In the list of values, you do not need to fill in values for coordinates 2 and 3 if your metric is only 1D, neither values for metric components that are default, since the code already knows what to expect from the information at the header.

As an example, these are the first lines of the metric file of a spherically symmetric metric:

 Spherical Boson Star 1D
           1           1 T F F
 F T T T F T T T T T
        2050        2050           1           1
 -0.57606074380309047       0.29084512426076159        1.0876471378629302     
 -0.56430440209282329       0.28990767238420562        1.0844094965852946     
 -0.55254806038255611       0.28898705485181941        1.0812190279524589

In this example, the only coordinate present is r, and the only non-deafault metric functions are alpha and g_{rr}. For this particular application, the first values of the radius are negative. The reason is that the simulation may include the origin, and these first values are meant to be used in the ghost cells, where the metric is also needed. For a black hole simulation, a few points inside the outer event horizon (for horizon-penetrating coordinates) or inside the expected inner boundary of the domain (for non horizon-penetrating coordinates) are sufficient.

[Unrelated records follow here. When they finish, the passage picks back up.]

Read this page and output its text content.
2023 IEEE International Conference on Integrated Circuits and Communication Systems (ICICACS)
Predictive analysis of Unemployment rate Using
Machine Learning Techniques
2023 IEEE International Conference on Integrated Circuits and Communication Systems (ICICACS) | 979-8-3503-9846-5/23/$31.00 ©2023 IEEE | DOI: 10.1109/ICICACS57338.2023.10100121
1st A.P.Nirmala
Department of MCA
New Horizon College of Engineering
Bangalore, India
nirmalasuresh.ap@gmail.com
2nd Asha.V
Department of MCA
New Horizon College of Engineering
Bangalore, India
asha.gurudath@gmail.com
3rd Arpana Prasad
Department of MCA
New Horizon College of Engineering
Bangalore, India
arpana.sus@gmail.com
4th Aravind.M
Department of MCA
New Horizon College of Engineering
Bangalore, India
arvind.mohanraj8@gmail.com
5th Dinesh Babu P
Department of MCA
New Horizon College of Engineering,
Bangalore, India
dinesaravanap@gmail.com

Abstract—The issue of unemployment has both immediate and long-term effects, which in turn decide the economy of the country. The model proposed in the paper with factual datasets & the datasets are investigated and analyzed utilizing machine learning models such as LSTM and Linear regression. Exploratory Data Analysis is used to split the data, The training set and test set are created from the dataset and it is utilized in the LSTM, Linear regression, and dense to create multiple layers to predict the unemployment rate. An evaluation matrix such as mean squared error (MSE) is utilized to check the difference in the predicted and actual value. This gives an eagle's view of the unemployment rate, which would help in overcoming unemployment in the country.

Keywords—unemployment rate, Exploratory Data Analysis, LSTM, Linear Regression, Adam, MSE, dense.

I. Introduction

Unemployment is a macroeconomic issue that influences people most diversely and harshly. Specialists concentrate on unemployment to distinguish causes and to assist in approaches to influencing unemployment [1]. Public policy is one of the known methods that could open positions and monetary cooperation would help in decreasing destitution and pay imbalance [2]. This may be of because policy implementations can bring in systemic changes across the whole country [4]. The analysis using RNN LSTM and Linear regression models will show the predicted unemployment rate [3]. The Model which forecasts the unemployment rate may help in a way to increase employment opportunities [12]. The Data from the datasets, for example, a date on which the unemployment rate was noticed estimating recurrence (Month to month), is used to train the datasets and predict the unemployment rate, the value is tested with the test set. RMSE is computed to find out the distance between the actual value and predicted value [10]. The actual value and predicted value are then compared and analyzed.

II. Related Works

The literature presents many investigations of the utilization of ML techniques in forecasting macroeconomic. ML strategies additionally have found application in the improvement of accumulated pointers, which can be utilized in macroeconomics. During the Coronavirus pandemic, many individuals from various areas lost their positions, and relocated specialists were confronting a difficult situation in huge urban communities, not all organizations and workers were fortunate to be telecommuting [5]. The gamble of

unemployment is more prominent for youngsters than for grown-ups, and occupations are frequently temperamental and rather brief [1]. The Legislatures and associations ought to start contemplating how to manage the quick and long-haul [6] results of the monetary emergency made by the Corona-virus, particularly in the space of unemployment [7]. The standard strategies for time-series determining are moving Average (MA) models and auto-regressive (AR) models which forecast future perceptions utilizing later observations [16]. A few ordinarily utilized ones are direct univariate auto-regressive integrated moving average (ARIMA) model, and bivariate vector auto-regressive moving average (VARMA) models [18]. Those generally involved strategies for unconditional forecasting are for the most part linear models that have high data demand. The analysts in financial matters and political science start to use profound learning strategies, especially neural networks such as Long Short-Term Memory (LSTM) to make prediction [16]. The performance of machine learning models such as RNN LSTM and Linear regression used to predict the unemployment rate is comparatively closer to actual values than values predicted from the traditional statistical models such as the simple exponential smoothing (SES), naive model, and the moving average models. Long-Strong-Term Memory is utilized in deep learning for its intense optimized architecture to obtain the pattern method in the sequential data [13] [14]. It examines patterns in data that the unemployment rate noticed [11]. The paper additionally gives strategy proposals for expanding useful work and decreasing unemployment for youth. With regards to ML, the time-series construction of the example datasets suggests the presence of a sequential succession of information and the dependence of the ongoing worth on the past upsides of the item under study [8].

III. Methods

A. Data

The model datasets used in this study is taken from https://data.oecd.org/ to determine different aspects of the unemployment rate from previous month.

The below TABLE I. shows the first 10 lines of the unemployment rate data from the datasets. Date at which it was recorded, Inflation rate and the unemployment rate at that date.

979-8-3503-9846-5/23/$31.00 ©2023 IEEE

As mentioned before, there is no need to introduce information on the metric derivatives, despite they are needed to compute the source terms, since they are calculated numerically by BHAC using second order finite differences. The accuracy of these derivatives depends, however, on the resolution at which the metric is given.

Finally, the resolution of the numerical metric does not need to coincide with that of the GRMHD simulation, and the same is true for the domain size. If the domain of the GRMHD simulation is larger, the default metric (Schwarzschild, M=1) will be applied beyond the end of the numerical one, which is usually not so bad because of Jebsen-Birkhoff’s theorem.